Дедушка вышел из гостиной, пока я начала снова обдумывать все сказанное за последний час. Может быть, я неправильно поступила, уйдя от Чарли, а тем более таким образом? Может быть, он не такое чудовище, как я его представила? Может быть, следовало прислушаться к маме, прежде чем уходить из дома, в котором я прожила два года?
В комнату вернулся дедушка, сжимая кулаки.
— Я позвонил твоему дяде Эдвину в Сан-Франциско. Он кровный родственник, так что его они не подкупят. Он приедет сюда через пару дней. А пока, он сказал, чтобы ты ни с кем не разговаривала за пределами дома.
Мама вздохнула.
— Ох, папа, да неужели мы куда-то будем выходить при таких обстоятельствах?
— Именно. Вам нельзя делать ни шага без адвоката.
Не знаю, как я догадалась, но когда позвонил телефон, я была уверена, что это Чарли. Я взяла трубку и услышала его голос.
— Лита, — сказал он медленно и устало, как человек, который теряет терпение, уговаривая избалованного ребенка. — Очень хорошо, ты поиграла в забавную игру и доказала, что ты самостоятельная взрослая дама. А теперь возвращайся домой. Я пошлю за тобой Фрэнка.
— А как насчет детей? Их я тоже должна взять с собой?
— Разумеется! Что за вопрос!
Я была удивлена силе своего голоса.
— Если я решу уйти снова, кого из детей ты намерен оставить в качестве выкупа? Снова Сиднея? Или Чарли-младшего на сей раз? Или, может быть, обоих? Да, это будет отличный ход. Ты будешь рассказывать в газетах и судье, и всем, что я сбежала с кучей любовников и бросила не только тебя, но и обоих детей. Все будут так жалеть тебя!
— Тебе что, твоя семейка вбила в голову эту чушь насчет выкупа — так ты сказала? Я пошлю Фрэнка забрать тебя. Если хочешь, если твоя семья будет довольна, оставь мальчиков там на время. Ты делаешь ошибку, Лита. Возвращайся домой и мы спокойно все обсудим, без лишних свидетелей. Я объясню тебе, что…

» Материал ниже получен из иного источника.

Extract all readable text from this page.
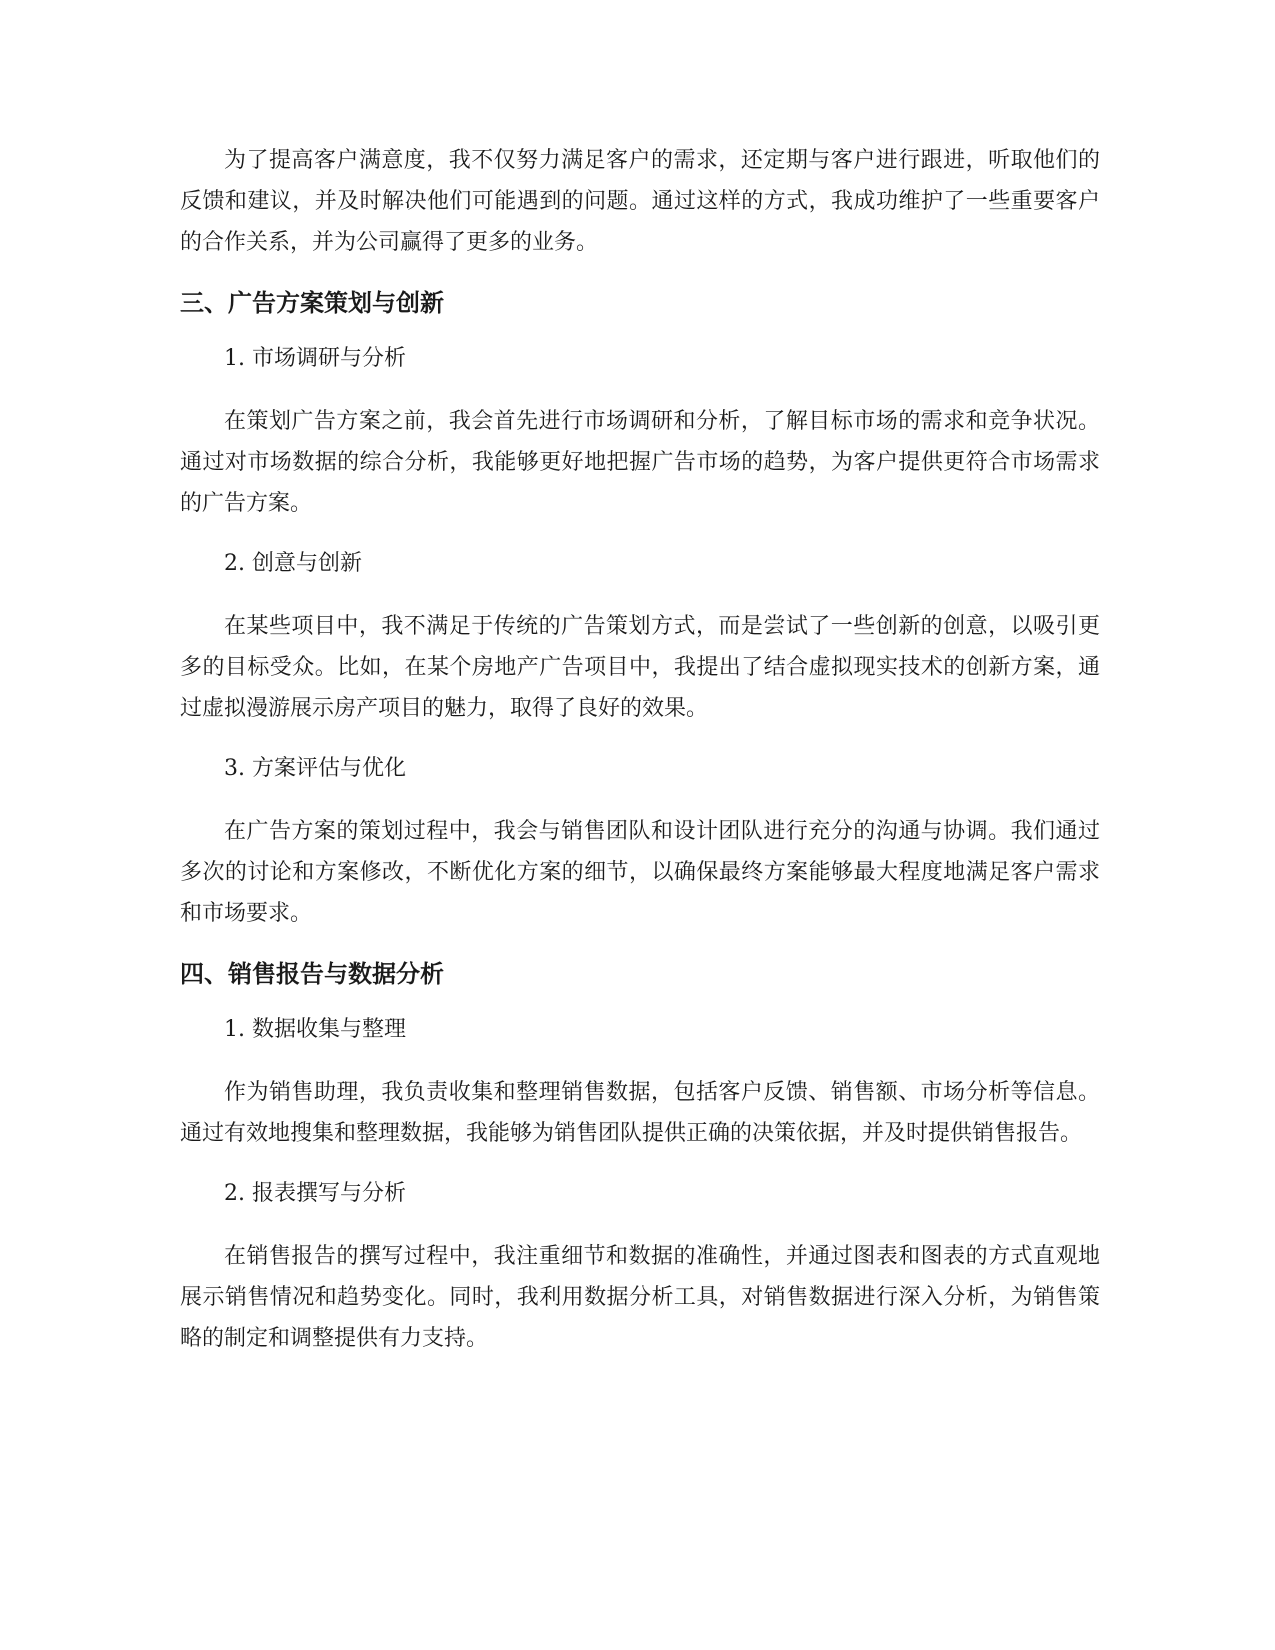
为了提高客户满意度，我不仅努力满足客户的需求，还定期与客户进行跟进，听取他们的反馈和建议，并及时解决他们可能遇到的问题。通过这样的方式，我成功维护了一些重要客户的合作关系，并为公司赢得了更多的业务。

三、广告方案策划与创新
1. 市场调研与分析

在策划广告方案之前，我会首先进行市场调研和分析，了解目标市场的需求和竞争状况。通过对市场数据的综合分析，我能够更好地把握广告市场的趋势，为客户提供更符合市场需求的广告方案。

2. 创意与创新

在某些项目中，我不满足于传统的广告策划方式，而是尝试了一些创新的创意，以吸引更多的目标受众。比如，在某个房地产广告项目中，我提出了结合虚拟现实技术的创新方案，通过虚拟漫游展示房产项目的魅力，取得了良好的效果。

3. 方案评估与优化

在广告方案的策划过程中，我会与销售团队和设计团队进行充分的沟通与协调。我们通过多次的讨论和方案修改，不断优化方案的细节，以确保最终方案能够最大程度地满足客户需求和市场要求。

四、销售报告与数据分析
1. 数据收集与整理

作为销售助理，我负责收集和整理销售数据，包括客户反馈、销售额、市场分析等信息。通过有效地搜集和整理数据，我能够为销售团队提供正确的决策依据，并及时提供销售报告。

2. 报表撰写与分析

在销售报告的撰写过程中，我注重细节和数据的准确性，并通过图表和图表的方式直观地展示销售情况和趋势变化。同时，我利用数据分析工具，对销售数据进行深入分析，为销售策略的制定和调整提供有力支持。
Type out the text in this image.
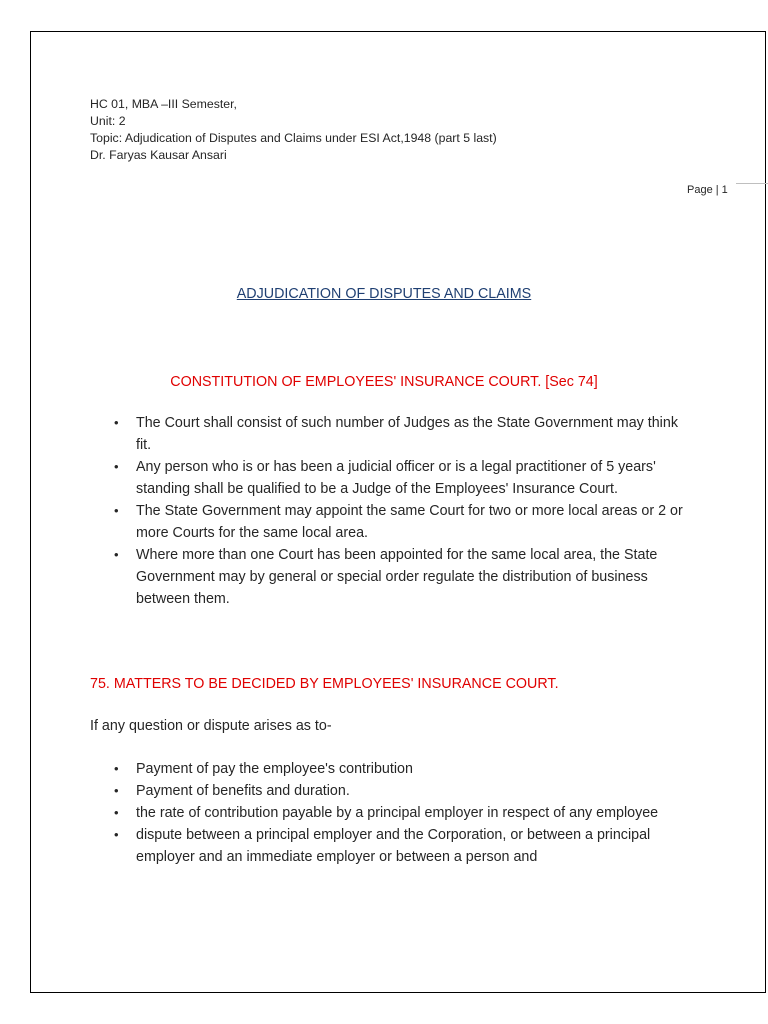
HC 01, MBA –III Semester,
Unit: 2
Topic: Adjudication of Disputes and Claims under ESI Act,1948 (part 5 last)
Dr. Faryas Kausar Ansari
Page | 1
ADJUDICATION OF DISPUTES AND CLAIMS
CONSTITUTION OF EMPLOYEES' INSURANCE COURT. [Sec 74]
• The Court shall consist of such number of Judges as the State Government may think fit.
• Any person who is or has been a judicial officer or is a legal practitioner of 5 years' standing shall be qualified to be a Judge of the Employees' Insurance Court.
• The State Government may appoint the same Court for two or more local areas or 2 or more Courts for the same local area.
• Where more than one Court has been appointed for the same local area, the State Government may by general or special order regulate the distribution of business between them.
75. MATTERS TO BE DECIDED BY EMPLOYEES' INSURANCE COURT.
If any question or dispute arises as to-
• Payment of pay the employee's contribution
• Payment of benefits and duration.
• the rate of contribution payable by a principal employer in respect of any employee
• dispute between a principal employer and the Corporation, or between a principal employer and an immediate employer or between a person and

— Это второй раз, когда ты сказал: «Возвращайся домой», — прервала я. — Когда это стало моим домом? Я напугана, Чарли, но, похоже, ты еще больше напуган. Чего ты боишься? Ты боишься, что я больше не стану тебе подчиняться?
Он издал сокрушенный вздох.
— Послушай, это не ты говоришь. Это твоя семейка подучила тебя нести эти абсурдные обвинения. Приходи домой и говори сама за себя.
Расстояние придавало мне смелости.
— Довольно об этом, — сказала я. — Ты — блестящий человек, я глупая девчонка, но не развратница, в отличие от тебя. Я может быть и дура, но не потерплю этого скотства.
Я повесила трубку. Возле меня, попыхивая трубкой, стоял дедушка.
— Я подошел к концу твоего разговора, буквально несколько секунд назад, Лиллита, — сказал он. — Твой дядя Эдвин требует, чтобы ты вообще ничего не обсуждала с Чаплиным, но должен сказать, ты вела себя, как женщина, которая знает, что делает.
— Только я — не женщина, — произнесла я и пошла наверх к сыновьям.
К тому времени, как в Сан-Франциско приехал дядя Эдвин, готовый к работе, я была в смятении. Это был решительный, деловитый шотландец, излучающий уверенность и компетентность и готовый разорвать Чарли на куски.
И все из-за того, что я вела себя глупо и истерично, когда вернулась с Гавайев, сказала я себе. Тогда я готова была лезть на рожон, подстегиваемая уверенностью моего дедушки, что я права, а мой муж нет. Теперь, после бессонных ночей и безудержных рыданий я отдала бы все, чтобы избежать неприятностей. Я закрыла в моем сознании доступ к той его части, которая напоминала мне об угрозах и унижениях. Конечно, Чарли не был неповинен в том, что произошло между нами, но точно так же и я. Я должна была быть лучшей женой, может быть, мне надо было поговорить с Чарли, может быть, если начать все сначала, может быть, может быть… может быть… может быть… Я воображала его дома, видела, как он старается сделать что-то для меня и для детей. Я чувствовала себя лишенной чего-то, незащищенной без него…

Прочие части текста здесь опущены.